Suddenly, we are looking around ourselves, looking beyond ourselves, with surprised delight.

I do not speak here of determined positivity, which is a great strain for everyone concerned: ‘We should all be more grateful! Why aren’t you more grateful? Shame on you! Everyone must be grateful! Be very ashamed!’

Rather, I speak of that spontaneous feeling of thanksgiving that arises within us, quite unbidden; the noticed blessing.

Here is the momentary state of knowing that right now, there’s nothing else in the world I either need or want.

And it’s no work of ours. The gate of gratitude cannot be forced. Rather, it swings open and invites us through – though we’ll need to leave regret behind.

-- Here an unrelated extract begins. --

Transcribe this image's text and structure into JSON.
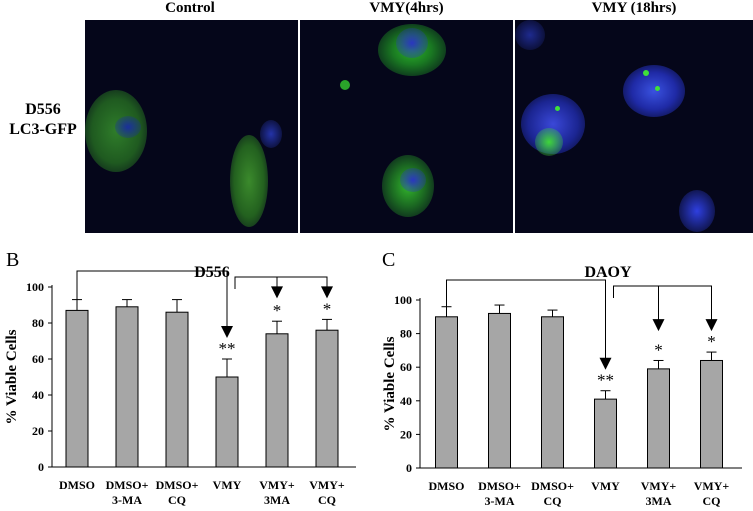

The gate doesn’t allow it through, and it may well be a burden happily discarded. Regret can weigh heavy, if allowed.

From here, we proceed with a lighter spirit and our spirit is best when it’s light.

And so, we leave our beaten track; but only to see and feel it in a different way. Maybe it’s not as beaten as we imagined; maybe we aren’t.

Maybe there is life here.

This gate opens daily, hourly, along the way. It’s possible we could notice it more often than we do.